Murray: None (laughs). There are two things. One, how did this all come about? And yes, there is a narrative there that I think is convincing. I think that, in the 60s, you had lots of things going on in the culture which tended to decrease attraction to marriage, attraction to religion, and which tended to increase attraction to crime. But you also had a variety of things that the government did that changed incentives in ways that made it easier not to get married or made it easier to commit crimes and not get caught or not get punished. It made it easier to become isolated from your community.
So, I think there were policy decisions that were made then that were wrong and exacerbated the trends, but that doesn't necessarily tell us what we do now. That is why I am saying that policy solutions are, in a sense, premature. Because, until you get people to say what's going on in the working class portends a serious problem of this nation continuing to be a self-governing people, you can't even have a fruitful conversation about policy solutions.
CP: For one of your previous books, The Bell Curve (1994), you were accused by some critics of expressing racist sentiments. This book is subtitled, The State of White America, are you trying to tease on your critics?
Murray: (Laughs) You are the first person to ask me that, and there was actually an element of that, but it wasn't the real reason.
The reason was very simple. You talk about things like falling marriage rates and out-of-wedlock births, guys not getting jobs, that really becomes confused in people's minds with the different problems of different ethnic groups.
So, for example, it is very well known, and has been known for decades, that the rates of out-of-wedlock births in the black community are very, very high. So, if I were to say in the working class as whole there is a rise in out-of-wedlock births, you could say, "well he's really talking about blacks." By limiting the data just to whites, I can avoid all that. I can concentrate my reader's attention.
No, I'm not talking about blacks, I'm not talking about Latinos. These are problems among plain vanilla white people. We have to come to grips with the fact that the problems there have been growing very rapidly and are now very serious.
CP: OK, so you would say that in non-white working class communities they have the problems of the white working class on top of other challenges like racism or, for new immigrants, learning English?
Murray: That's the last chapter. I take the trends I've shown in graphs earlier in the book for whites only and I expand the graphs to include the entire population. You look at the two lines side-by-side, entire population and whites only, and those two lines are very, very close. I use that chapter to say, look, the data in this book have been about white America, but, in fact, the message is about all of America.
CP: You are a libertarian.
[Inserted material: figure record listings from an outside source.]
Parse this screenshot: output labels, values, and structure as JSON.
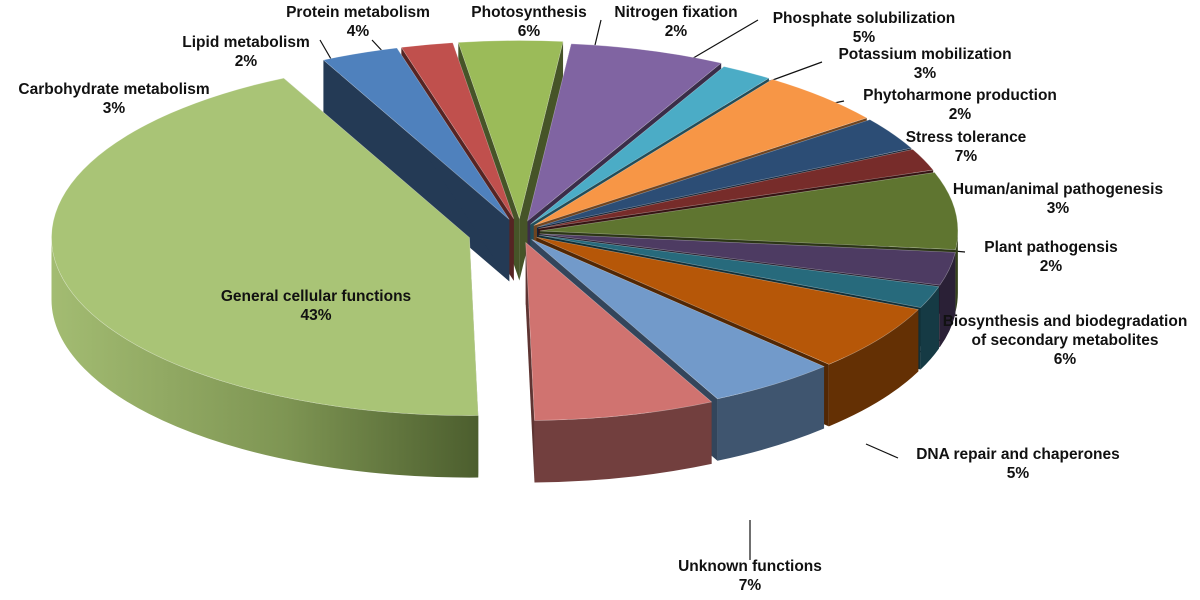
{
  "chart_data": {
    "type": "pie",
    "style": "3d-exploded",
    "legend": "none",
    "slices": [
      {
        "label": "Photosynthesis",
        "percent_label": "6%",
        "value": 6,
        "color": "#8064A2"
      },
      {
        "label": "Nitrogen fixation",
        "percent_label": "2%",
        "value": 2,
        "color": "#4BACC6"
      },
      {
        "label": "Phosphate solubilization",
        "percent_label": "5%",
        "value": 5,
        "color": "#F79646"
      },
      {
        "label": "Potassium mobilization",
        "percent_label": "3%",
        "value": 3,
        "color": "#2C4D75"
      },
      {
        "label": "Phytoharmone production",
        "percent_label": "2%",
        "value": 2,
        "color": "#772C2A"
      },
      {
        "label": "Stress tolerance",
        "percent_label": "7%",
        "value": 7,
        "color": "#5F7530"
      },
      {
        "label": "Human/animal pathogenesis",
        "percent_label": "3%",
        "value": 3,
        "color": "#4D3B62"
      },
      {
        "label": "Plant pathogensis",
        "percent_label": "2%",
        "value": 2,
        "color": "#276A7C"
      },
      {
        "label": "Biosynthesis and biodegradation of secondary metabolites",
        "percent_label": "6%",
        "value": 6,
        "color": "#B65708"
      },
      {
        "label": "DNA repair and chaperones",
        "percent_label": "5%",
        "value": 5,
        "color": "#729ACA"
      },
      {
        "label": "Unknown functions",
        "percent_label": "7%",
        "value": 7,
        "color": "#D07370"
      },
      {
        "label": "General cellular functions",
        "percent_label": "43%",
        "value": 43,
        "color": "#A9C476"
      },
      {
        "label": "Carbohydrate metabolism",
        "percent_label": "3%",
        "value": 3,
        "color": "#4F81BD"
      },
      {
        "label": "Lipid metabolism",
        "percent_label": "2%",
        "value": 2,
        "color": "#C0504D"
      },
      {
        "label": "Protein metabolism",
        "percent_label": "4%",
        "value": 4,
        "color": "#9BBB59"
      }
    ]
  }
}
So, you don't agree with the Christian Right on some issues like abortion, same sex marriage ...
Murray: I don't think there is a libertarian position on abortion. Maybe if you took a poll of libertarians, it might be that a majority would be pro-choice, but, the libertarian position is to protect the rights of individuals against the use of force and fraud. Well, a libertarian who says that life begins at conception is going to be an absolutely ardent anti-abortion person because he is preventing the use of lethal force against a living person. So, there is no natural libertarian position.
CP: Your book confirms a lot of what those in the Christian Right have been saying for a long time regarding the degree to which liberal values have impacted working class communities.
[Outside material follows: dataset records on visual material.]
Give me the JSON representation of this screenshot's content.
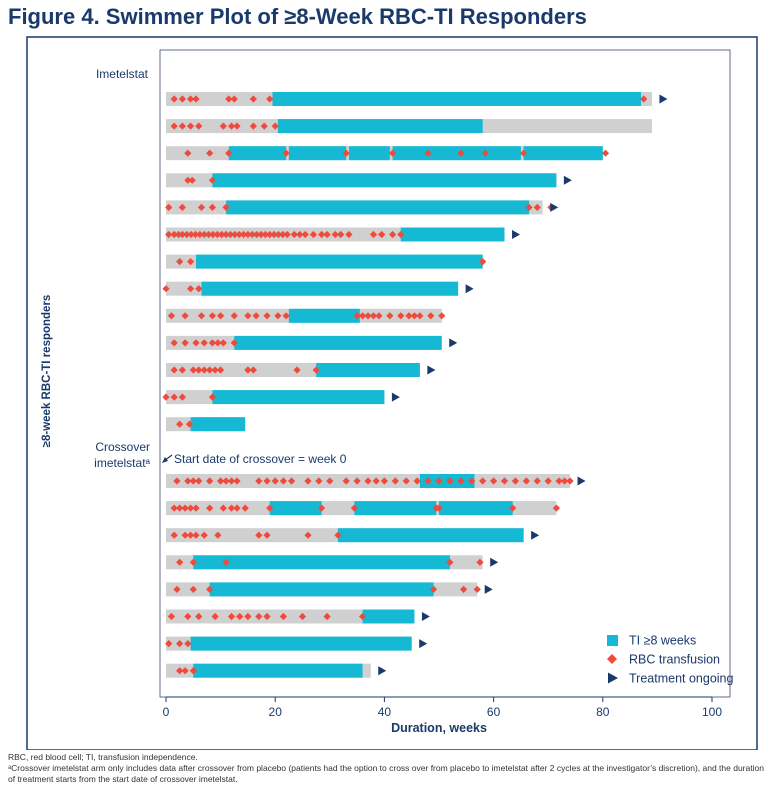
{
  "title": "Figure 4. Swimmer Plot of ≥8-Week RBC-TI Responders",
  "footnotes": {
    "abbrev": "RBC, red blood cell; TI, transfusion independence.",
    "a": "ᵃCrossover imetelstat arm only includes data after crossover from placebo (patients had the option to cross over from placebo to imetelstat after 2 cycles at the investigator’s discretion), and the duration of treatment starts from the start date of crossover imetelstat."
  },
  "chart_data": {
    "type": "swimmer",
    "xlabel": "Duration, weeks",
    "ylabel": "≥8-week RBC-TI responders",
    "xlim": [
      0,
      100
    ],
    "xticks": [
      0,
      20,
      40,
      60,
      80,
      100
    ],
    "colors": {
      "bar": "#d0d0d0",
      "ti": "#16b9d4",
      "transfusion": "#f04a3c",
      "ongoing": "#1a3a6b",
      "axis": "#1a3a6b"
    },
    "legend": {
      "position": "bottom-right",
      "items": [
        {
          "label": "TI ≥8 weeks",
          "symbol": "square"
        },
        {
          "label": "RBC transfusion",
          "symbol": "diamond"
        },
        {
          "label": "Treatment ongoing",
          "symbol": "triangle"
        }
      ]
    },
    "annotation": {
      "text": "Start date of crossover = week 0",
      "group": "Crossover imetelstat"
    },
    "groups": [
      {
        "label": "Imetelstat",
        "patients": [
          {
            "duration": 89,
            "ti": [
              [
                19.5,
                87
              ]
            ],
            "transfusions": [
              1.5,
              3,
              4.5,
              5.5,
              11.5,
              12.5,
              16,
              19,
              87.5
            ],
            "ongoing": true
          },
          {
            "duration": 89,
            "ti": [
              [
                20.5,
                58
              ]
            ],
            "transfusions": [
              1.5,
              3,
              4.5,
              6,
              10.5,
              12,
              13,
              16,
              18,
              20
            ],
            "ongoing": false
          },
          {
            "duration": 80,
            "ti": [
              [
                11.5,
                22
              ],
              [
                22.5,
                33
              ],
              [
                33.5,
                41
              ],
              [
                41.5,
                65
              ],
              [
                65.5,
                80
              ]
            ],
            "transfusions": [
              4,
              8,
              11.5,
              22,
              33,
              41.5,
              48,
              54,
              58.5,
              65.5,
              80.5
            ],
            "ongoing": false
          },
          {
            "duration": 71.5,
            "ti": [
              [
                8.5,
                71.5
              ]
            ],
            "transfusions": [
              4,
              4.8,
              8.5
            ],
            "ongoing": true
          },
          {
            "duration": 69,
            "ti": [
              [
                11,
                66.5
              ]
            ],
            "transfusions": [
              0.5,
              3,
              6.5,
              8.5,
              11,
              66.5,
              68,
              70.5
            ],
            "ongoing": true
          },
          {
            "duration": 62,
            "ti": [
              [
                43,
                62
              ]
            ],
            "transfusions": [
              0.5,
              1.5,
              2.3,
              3,
              3.8,
              4.6,
              5.4,
              6.2,
              7,
              7.8,
              8.6,
              9.4,
              10.2,
              11,
              11.8,
              12.6,
              13.4,
              14.2,
              15,
              15.8,
              16.6,
              17.4,
              18.2,
              19,
              19.8,
              20.6,
              21.4,
              22.2,
              23.5,
              24.5,
              25.5,
              27,
              28.5,
              29.5,
              31,
              32,
              33.5,
              38,
              39.5,
              41.5,
              43
            ],
            "ongoing": true
          },
          {
            "duration": 58,
            "ti": [
              [
                5.5,
                58
              ]
            ],
            "transfusions": [
              2.5,
              4.5,
              58
            ],
            "ongoing": false
          },
          {
            "duration": 53.5,
            "ti": [
              [
                6.5,
                53.5
              ]
            ],
            "transfusions": [
              0,
              4.5,
              6
            ],
            "ongoing": true
          },
          {
            "duration": 50.5,
            "ti": [
              [
                22.5,
                35.5
              ]
            ],
            "transfusions": [
              1,
              3.5,
              6.5,
              8.5,
              10,
              12.5,
              15,
              16.5,
              18.5,
              20.5,
              22,
              35,
              36,
              37,
              38,
              39,
              41,
              43,
              44.5,
              45.5,
              46.5,
              48.5,
              50.5
            ],
            "ongoing": false
          },
          {
            "duration": 50.5,
            "ti": [
              [
                12.5,
                50.5
              ]
            ],
            "transfusions": [
              1.5,
              3.5,
              5.5,
              7,
              8.5,
              9.5,
              10.5,
              12.5
            ],
            "ongoing": true
          },
          {
            "duration": 46.5,
            "ti": [
              [
                27.5,
                46.5
              ]
            ],
            "transfusions": [
              1.5,
              3,
              5,
              6,
              7,
              8,
              9,
              10,
              15,
              16,
              24,
              27.5
            ],
            "ongoing": true
          },
          {
            "duration": 40,
            "ti": [
              [
                8.5,
                40
              ]
            ],
            "transfusions": [
              0,
              1.5,
              3,
              8.5
            ],
            "ongoing": true
          },
          {
            "duration": 14.5,
            "ti": [
              [
                4.5,
                14.5
              ]
            ],
            "transfusions": [
              2.5,
              4.3
            ],
            "ongoing": false
          }
        ]
      },
      {
        "label": "Crossover imetelstatᵃ",
        "patients": [
          {
            "duration": 74,
            "ti": [
              [
                46.5,
                56.5
              ]
            ],
            "transfusions": [
              2,
              4,
              5,
              6,
              8,
              10,
              11,
              12,
              13,
              17,
              18.5,
              20,
              21.5,
              23,
              26,
              28,
              30,
              33,
              35,
              37,
              38.5,
              40,
              42,
              44,
              46,
              48,
              50,
              52,
              54,
              56,
              58,
              60,
              62,
              64,
              66,
              68,
              70,
              72,
              73,
              74
            ],
            "ongoing": true
          },
          {
            "duration": 71.5,
            "ti": [
              [
                19,
                28.5
              ],
              [
                34.5,
                49.5
              ],
              [
                50,
                63.5
              ]
            ],
            "transfusions": [
              1.5,
              2.5,
              3.5,
              4.5,
              5.5,
              8,
              10.5,
              12,
              13,
              14.5,
              19,
              28.5,
              34.5,
              49.5,
              50,
              63.5,
              71.5
            ],
            "ongoing": false
          },
          {
            "duration": 65.5,
            "ti": [
              [
                31.5,
                65.5
              ]
            ],
            "transfusions": [
              1.5,
              3.5,
              4.5,
              5.5,
              7,
              9.5,
              17,
              18.5,
              26,
              31.5
            ],
            "ongoing": true
          },
          {
            "duration": 58,
            "ti": [
              [
                5,
                52
              ]
            ],
            "transfusions": [
              2.5,
              5,
              11,
              52,
              57.5
            ],
            "ongoing": true
          },
          {
            "duration": 57,
            "ti": [
              [
                8,
                49
              ]
            ],
            "transfusions": [
              2,
              5,
              8,
              49,
              54.5,
              57
            ],
            "ongoing": true
          },
          {
            "duration": 45.5,
            "ti": [
              [
                36,
                45.5
              ]
            ],
            "transfusions": [
              1,
              4,
              6,
              9,
              12,
              13.5,
              15,
              17,
              18.5,
              21.5,
              25,
              29.5,
              36
            ],
            "ongoing": true
          },
          {
            "duration": 45,
            "ti": [
              [
                4.5,
                45
              ]
            ],
            "transfusions": [
              0.5,
              2.5,
              4
            ],
            "ongoing": true
          },
          {
            "duration": 37.5,
            "ti": [
              [
                5,
                36
              ]
            ],
            "transfusions": [
              2.5,
              3.5,
              5
            ],
            "ongoing": true
          }
        ]
      }
    ]
  }
}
Murray: Yeah, it does. The evidence is very consistent with that position. Absolutely.
CP: Since publishing this book, have you had any Christian Right figures invite you over for dinner?
Murray: (Laughs) No, you're the first representative of the Christian Right that I have talked to at all about the book.
Editor's Note: The Christian Post does not consider itself a "representative of the Christian Right." CP covers a wide range of Christian views and seeks to fairly represent the diverse opinions in the Christian community.